Why does the weight vector in a perceptron monotonically tend to the generously feasible region In a course on Machine Learning, in the chapter about a Perceptron, there is this statement:
If a generously feasible region exists, then the distance between the current weight vector and a weight vector in the generously feasible region will monotonically decrease as the learning proceeds.
Why is this the case?
 A: To summarise, it basically comes down to the fact that all the vectors have a component in the direction of the input vector $x$, so when we update the current weight vector by adding $x$ to it, the new weight vector has either a smaller negative component or a positive component in the $x$ direction. Note that by definition a generously feasible vector is one with a large $x$ component, so by making our current vector's $x$ component more positive we get closer to the generously feasible one. This is the rough idea, and is hopefully made more clear by the following calculations which shows exactly what I mean by all this component stuff. 

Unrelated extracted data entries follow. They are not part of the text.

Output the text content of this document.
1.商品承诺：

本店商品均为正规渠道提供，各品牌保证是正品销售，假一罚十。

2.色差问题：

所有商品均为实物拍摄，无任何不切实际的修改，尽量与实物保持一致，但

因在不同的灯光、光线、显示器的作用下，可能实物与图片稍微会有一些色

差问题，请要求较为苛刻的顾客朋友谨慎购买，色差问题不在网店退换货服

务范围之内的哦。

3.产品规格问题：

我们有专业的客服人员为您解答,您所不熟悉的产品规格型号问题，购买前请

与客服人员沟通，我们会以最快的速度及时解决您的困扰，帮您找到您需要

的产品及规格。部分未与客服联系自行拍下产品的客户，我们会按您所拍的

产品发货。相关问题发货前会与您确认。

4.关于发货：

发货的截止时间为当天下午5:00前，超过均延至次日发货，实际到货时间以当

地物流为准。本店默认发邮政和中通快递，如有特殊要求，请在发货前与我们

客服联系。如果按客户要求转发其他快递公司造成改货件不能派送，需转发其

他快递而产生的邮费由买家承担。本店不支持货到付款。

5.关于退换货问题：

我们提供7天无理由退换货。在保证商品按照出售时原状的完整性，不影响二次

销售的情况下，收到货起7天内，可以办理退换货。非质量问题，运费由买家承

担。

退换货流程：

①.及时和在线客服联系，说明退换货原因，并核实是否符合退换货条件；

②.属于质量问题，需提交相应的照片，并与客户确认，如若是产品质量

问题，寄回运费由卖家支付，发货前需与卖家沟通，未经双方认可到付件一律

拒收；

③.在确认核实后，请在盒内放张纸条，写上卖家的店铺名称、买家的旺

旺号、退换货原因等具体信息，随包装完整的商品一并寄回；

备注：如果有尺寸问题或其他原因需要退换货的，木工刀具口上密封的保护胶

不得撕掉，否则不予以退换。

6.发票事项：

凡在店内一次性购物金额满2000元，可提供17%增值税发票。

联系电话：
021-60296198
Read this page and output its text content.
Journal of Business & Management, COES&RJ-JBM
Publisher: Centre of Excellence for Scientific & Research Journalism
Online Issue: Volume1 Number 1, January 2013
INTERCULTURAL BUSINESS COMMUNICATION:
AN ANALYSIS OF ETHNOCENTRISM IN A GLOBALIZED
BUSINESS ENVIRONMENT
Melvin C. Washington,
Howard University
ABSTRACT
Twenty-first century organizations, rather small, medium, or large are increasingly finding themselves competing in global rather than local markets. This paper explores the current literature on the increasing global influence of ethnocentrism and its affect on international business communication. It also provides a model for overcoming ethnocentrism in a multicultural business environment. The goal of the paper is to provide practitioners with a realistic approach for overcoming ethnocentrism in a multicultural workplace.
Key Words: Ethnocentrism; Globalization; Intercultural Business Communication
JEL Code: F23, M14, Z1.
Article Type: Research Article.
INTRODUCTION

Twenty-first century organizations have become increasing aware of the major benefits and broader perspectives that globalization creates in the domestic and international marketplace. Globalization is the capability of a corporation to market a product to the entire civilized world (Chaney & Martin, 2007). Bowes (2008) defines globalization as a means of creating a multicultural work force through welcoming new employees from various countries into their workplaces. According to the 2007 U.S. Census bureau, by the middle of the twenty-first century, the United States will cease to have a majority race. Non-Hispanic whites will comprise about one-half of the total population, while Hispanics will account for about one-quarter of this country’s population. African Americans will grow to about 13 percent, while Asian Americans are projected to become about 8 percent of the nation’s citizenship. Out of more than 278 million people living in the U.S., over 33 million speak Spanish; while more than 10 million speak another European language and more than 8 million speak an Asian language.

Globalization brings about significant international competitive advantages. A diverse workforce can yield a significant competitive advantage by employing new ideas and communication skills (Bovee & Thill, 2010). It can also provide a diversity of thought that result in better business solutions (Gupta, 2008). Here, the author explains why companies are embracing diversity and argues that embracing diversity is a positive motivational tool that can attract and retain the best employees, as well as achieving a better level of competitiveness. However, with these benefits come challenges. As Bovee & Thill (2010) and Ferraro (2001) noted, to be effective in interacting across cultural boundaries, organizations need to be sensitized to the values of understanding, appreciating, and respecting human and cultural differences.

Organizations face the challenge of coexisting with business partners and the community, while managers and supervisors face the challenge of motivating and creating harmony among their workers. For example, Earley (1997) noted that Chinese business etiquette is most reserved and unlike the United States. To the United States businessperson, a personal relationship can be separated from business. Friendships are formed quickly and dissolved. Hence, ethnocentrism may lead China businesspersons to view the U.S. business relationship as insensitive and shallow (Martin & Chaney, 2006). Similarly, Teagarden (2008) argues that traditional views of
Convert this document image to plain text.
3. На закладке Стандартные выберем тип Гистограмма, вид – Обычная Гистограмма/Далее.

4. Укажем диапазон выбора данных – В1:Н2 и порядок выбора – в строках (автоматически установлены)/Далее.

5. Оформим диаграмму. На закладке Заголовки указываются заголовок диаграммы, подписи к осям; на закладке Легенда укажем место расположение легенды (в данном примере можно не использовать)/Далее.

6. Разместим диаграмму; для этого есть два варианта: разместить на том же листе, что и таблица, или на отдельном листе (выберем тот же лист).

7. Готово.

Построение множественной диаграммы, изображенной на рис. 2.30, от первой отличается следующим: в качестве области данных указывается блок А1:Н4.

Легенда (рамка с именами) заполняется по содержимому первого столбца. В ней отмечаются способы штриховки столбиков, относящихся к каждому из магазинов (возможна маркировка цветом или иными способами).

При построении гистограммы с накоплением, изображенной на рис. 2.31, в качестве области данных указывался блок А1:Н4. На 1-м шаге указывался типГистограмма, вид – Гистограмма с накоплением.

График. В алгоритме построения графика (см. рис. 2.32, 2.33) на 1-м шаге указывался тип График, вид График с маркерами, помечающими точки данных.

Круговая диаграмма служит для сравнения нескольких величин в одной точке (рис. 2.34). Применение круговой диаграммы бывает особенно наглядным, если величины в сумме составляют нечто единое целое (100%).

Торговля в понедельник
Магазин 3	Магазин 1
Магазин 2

For simplicity let's assume that we have just the one constraint i.e. let's say there is a vector $x$ and so the feasible region is the set of vectors $w$ such that $\langle x, w \rangle > 0$.  Note that from linear algebra we know $w = \alpha x + \beta y$ where $\alpha, \beta \in \mathbb{R}$ and $y$ is an orthogonal vector to $x$. Since we're assuming $w$ is feasible, we have $0 < \langle w, x \rangle = \langle \alpha x + \beta y, x \rangle = \alpha \langle x,x \rangle + \beta \langle y, x \rangle = \alpha \langle x, x\rangle$. And since $\langle x,x \rangle > 0$, we must also have $\alpha > 0$. So now we know that $w$ is a feasible solution if and only if when expressed in the above form we have $\alpha > 0$. 
Now say we're starting with an infeasible vector $v = \gamma x + \delta y$ so $\gamma < 0$. Then when taking a learning step we update $v$ to $v' := v + x = (\gamma + 1) x + \delta y$, so $v'$ is either less negative than $v$, or $v'$ is actually positive. 
Now let's say that $w$ is a generously feasible i.e. $\langle w, x \rangle > \langle x, x\rangle$. Then $\alpha$ must be at least 1. The distance from $v$ to $w$ is $\| w- v\| = \| (\alpha - \gamma)x + (\beta - \delta)y \| = \sqrt{(\alpha - \gamma)^2 + (\beta - \delta)^2} $ whereas $\|w - v'\| = \sqrt{\langle (\alpha - \gamma - 1)^2 + (\beta - \delta)^2}$. Note that which vector $w$ is closer to basically comes down to whether $|\alpha - \gamma| > | \alpha - \gamma - 1 |$ or not. But since $w$ is generously feasible and $v$ is infeasible by assumption, $\alpha > 1,$ and $\gamma < 0$ so $\alpha - \gamma - 1 > \alpha -1 > 0$ so indeed we have $| \alpha - \gamma | > | \alpha - \gamma - 1|$ so the updated vector $v'$ is closer.